Well, hopefully he’s going a little further than the other side of the Channel because that would only get him to Normandy, and it’s Provence he needs, down the bottom of the country. 😉
Thanks for the geography lesson, GD.
But France IS on the other side of the Channel, is it not? Or has some bugger gone and moved it?
Looks good!
It is but it would mean that I wouldn’t be able to be such a smarty-arsed smart arse for the day.
Question though, have you ever come across descriptions in a script that are just so wrong it has snapped you out of the story?
Either facts are wrong – so not enough research – or just the description of something hasn’t properly been though through by the writer.
Everyone says check your spelling, but nobody mentions checking that facts and descriptions hold up.
How picky are you about this?
Or even “thought through by the writer”.
Of course I did that to see if you were paying attention.
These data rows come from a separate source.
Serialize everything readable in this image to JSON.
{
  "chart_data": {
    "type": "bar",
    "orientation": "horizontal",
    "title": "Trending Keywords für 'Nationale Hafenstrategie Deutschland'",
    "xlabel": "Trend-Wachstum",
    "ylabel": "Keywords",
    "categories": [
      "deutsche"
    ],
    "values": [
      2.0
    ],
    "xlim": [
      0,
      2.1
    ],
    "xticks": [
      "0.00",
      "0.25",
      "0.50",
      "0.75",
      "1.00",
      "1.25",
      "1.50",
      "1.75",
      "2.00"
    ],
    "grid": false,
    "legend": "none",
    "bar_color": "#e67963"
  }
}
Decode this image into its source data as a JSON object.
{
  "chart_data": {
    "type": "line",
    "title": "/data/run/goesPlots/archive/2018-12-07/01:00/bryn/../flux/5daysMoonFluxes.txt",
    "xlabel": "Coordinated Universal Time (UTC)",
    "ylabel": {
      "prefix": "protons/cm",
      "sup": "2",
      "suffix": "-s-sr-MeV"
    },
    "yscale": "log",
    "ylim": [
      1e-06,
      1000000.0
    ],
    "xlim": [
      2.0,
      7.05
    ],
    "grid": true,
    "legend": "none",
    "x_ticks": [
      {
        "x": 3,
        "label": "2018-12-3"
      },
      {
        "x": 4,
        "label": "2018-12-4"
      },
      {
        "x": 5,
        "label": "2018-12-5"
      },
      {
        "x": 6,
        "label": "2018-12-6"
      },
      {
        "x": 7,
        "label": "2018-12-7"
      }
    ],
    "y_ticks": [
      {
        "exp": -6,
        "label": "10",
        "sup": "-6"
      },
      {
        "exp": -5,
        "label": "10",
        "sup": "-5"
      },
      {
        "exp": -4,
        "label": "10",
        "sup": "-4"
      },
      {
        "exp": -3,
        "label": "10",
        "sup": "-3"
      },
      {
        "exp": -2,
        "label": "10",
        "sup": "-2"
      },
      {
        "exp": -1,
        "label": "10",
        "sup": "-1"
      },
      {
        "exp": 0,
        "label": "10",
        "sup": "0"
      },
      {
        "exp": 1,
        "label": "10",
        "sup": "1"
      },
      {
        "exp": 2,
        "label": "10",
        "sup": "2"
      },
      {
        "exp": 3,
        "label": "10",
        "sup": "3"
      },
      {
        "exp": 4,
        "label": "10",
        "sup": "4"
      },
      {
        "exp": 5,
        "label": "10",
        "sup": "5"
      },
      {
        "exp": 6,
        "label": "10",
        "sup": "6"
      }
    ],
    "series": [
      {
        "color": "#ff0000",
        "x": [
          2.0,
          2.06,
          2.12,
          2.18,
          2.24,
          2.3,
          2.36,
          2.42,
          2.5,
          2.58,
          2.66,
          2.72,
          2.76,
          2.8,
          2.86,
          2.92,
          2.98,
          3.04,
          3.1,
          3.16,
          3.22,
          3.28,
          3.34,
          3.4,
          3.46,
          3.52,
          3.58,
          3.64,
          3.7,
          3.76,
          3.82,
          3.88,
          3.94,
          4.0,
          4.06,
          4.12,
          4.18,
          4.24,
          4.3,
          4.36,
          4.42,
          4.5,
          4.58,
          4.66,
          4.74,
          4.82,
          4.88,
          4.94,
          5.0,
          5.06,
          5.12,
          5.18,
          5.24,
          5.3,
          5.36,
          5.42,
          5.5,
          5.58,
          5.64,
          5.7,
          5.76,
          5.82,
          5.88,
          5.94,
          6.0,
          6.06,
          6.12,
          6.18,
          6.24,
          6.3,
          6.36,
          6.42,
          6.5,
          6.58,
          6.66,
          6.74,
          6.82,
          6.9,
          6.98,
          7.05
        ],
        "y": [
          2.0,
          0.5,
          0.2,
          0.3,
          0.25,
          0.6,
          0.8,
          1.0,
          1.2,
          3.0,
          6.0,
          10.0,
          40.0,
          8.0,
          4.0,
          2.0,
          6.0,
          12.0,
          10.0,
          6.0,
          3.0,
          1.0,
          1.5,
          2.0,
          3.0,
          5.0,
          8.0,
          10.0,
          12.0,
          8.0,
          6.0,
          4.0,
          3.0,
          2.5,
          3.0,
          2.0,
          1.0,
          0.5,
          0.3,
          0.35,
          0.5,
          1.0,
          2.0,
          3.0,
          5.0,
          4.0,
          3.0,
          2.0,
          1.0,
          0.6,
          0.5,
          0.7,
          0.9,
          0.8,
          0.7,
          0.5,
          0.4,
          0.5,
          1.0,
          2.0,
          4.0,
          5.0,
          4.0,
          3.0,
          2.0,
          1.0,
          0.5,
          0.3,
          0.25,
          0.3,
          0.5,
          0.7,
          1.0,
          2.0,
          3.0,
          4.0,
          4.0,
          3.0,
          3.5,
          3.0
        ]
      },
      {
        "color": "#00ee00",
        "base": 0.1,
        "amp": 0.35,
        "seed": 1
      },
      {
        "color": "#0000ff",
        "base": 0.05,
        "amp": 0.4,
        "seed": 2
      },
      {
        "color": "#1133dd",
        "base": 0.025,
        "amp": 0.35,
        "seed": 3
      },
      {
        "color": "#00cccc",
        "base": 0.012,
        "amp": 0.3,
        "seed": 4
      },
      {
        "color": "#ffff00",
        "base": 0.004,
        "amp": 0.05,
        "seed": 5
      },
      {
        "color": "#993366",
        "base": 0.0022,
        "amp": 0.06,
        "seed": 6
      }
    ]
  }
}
Honest.
Elinor, I think you will DEFINITELY like it!
GD – that’s a good question and probably worthy of a post on its own… My answer? Depends. If I’m doing an anonymous read for an official place there is usually a place on the report for little details that are wrong, so I’m on the lookout for them. Sometimes smaller details will seem more glaring than other days, probably ‘cos I’m in a bad mood. Othertimes Bang2writers will ask me to specifically look for bad details or I will flag them up because other bigger elements like structure, character, dialogue etc are ok… As a general rule I think the smaller details that are wrong should be ironed out last once the bigger issues are fixed if that makes sense.
Can anyone shed a little light on how movies are financed in this country?
Surely it must be hard to get money for a film when there’s no distribution deal in place?
It is very very VERY difficult J&C!!!
JK is a champion blagger however; if you click on his name in this post it will take you to a post in which he details how he got funding for his last film, Hard Men.
Act of Grace, another film by friend of the blog Marc Pye was financed by lots of loans and general praying by all account. Search of “Act of Grace” in the little wotsit at the top of the blog home page and you’ll find more info.
There are lots of ways to get financing in this country, even without distribution. You have to know where to look, take gigantic risks and have nerves of steel it seems. But it can pay off – JK had great success with Hard Men, it got lots of attention and him lots more jobs. Fortune favours the brave, maybe. I don’t think I could do it, I would freak right out!
Looks good. Hope it gets distributed so we can see it.